Butler, a Pittsburgh Steelers great in the 1950s, was inducted into the Pro Football Hall of Fame last year.
Butler had the staph infection since November, which stemmed from a knee replacement that was needed because of a leg injury that ended his career in 1959.
"His heart just stopped," Steelers scout Mike Butler, Jack's son, told the Pittsburgh Post-Gazette. "He was completely lucid last night, my sister and brother made him a root beer float and he went to sleep.

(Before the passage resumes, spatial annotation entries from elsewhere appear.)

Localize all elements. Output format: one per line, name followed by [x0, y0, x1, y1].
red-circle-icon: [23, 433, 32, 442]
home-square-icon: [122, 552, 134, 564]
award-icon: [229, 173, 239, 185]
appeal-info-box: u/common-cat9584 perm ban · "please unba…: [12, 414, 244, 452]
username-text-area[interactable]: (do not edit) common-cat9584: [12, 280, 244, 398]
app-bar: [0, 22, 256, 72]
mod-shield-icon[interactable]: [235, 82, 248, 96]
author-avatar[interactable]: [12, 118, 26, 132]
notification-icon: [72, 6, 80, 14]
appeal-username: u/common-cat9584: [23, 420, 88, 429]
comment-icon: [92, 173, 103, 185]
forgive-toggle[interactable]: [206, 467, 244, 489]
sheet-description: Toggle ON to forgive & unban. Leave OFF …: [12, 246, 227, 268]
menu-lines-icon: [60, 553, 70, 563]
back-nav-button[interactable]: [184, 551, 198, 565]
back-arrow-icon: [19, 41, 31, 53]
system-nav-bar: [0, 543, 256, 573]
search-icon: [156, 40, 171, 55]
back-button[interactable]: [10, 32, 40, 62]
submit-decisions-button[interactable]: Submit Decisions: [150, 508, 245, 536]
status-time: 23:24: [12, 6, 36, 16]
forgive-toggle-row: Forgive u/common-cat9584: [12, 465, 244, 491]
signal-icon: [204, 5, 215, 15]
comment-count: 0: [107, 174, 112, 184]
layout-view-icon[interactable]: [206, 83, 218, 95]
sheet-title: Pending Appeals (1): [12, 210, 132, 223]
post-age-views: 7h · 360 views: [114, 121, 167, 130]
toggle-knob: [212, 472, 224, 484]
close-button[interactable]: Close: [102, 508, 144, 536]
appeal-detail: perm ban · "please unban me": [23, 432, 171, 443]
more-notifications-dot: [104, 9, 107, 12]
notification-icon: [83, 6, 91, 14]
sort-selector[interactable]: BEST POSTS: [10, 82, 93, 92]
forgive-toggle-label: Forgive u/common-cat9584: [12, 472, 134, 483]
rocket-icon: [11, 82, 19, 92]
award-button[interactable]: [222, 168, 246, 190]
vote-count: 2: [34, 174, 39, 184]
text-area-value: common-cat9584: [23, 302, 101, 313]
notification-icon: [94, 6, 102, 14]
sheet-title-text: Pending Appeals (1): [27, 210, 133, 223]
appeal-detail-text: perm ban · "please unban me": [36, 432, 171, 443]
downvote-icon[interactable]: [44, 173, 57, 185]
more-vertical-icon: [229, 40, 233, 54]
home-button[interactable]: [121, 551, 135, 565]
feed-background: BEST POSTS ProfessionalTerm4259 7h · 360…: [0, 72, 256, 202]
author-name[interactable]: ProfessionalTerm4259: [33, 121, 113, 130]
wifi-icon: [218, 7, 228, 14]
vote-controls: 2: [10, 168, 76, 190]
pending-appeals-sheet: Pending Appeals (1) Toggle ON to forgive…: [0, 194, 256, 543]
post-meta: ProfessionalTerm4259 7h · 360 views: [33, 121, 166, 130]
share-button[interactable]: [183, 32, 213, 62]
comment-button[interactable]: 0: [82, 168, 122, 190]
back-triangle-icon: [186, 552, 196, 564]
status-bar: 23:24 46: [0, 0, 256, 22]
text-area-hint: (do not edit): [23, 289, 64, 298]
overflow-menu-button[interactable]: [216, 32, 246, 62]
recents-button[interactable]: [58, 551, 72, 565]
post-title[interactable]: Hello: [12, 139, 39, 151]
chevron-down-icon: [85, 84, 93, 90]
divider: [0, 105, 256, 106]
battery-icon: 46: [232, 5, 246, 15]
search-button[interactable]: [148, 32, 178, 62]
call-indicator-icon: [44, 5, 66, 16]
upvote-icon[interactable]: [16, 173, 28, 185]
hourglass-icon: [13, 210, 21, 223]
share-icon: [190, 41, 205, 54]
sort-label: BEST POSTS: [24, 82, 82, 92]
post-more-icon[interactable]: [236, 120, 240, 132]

He never complained, never said anything hurt."
Butler was part of the NFL's All-Decade Team of the 1950s. When he retired, he was second on the league's all-time list with 52 interceptions.
"Jack was a tremendous player who ranked among the best in league history with his 52 interceptions while only playing in 12 games a year," Steelers chairman Dan Rooney said in a statement. "He was a versatile player who was also used as a wide receiver, but his career ended unfortunately too soon with a bad knee injury.
"He was an excellent person both on and off the field, and he played an integral role in the BLESTO scouting program and our entire draft process before his retirement. His family was very close to the entire Rooney family, and he will be missed. Our condolences are with his family through this very tough time."
After his playing days, Butler was a long-time scout before retiring three years ago.
"Jack Butler was one of the all-time great Steelers," Steelers president Art Rooney II said in a statement. "He devoted his entire life to the NFL and made contributions to many teams and many players through his work with BLESTO and player personnel matters. Our condolences are with the entire Butler family."
Steelers general manager Kevin Colbert said in a statement: "Jack was a great person and great friend who always placed his faith and family first. Beyond his great play on the field, he was a legendary personnel man who helped so many of us get established in our scouting careers. He will be missed, but never forgotten."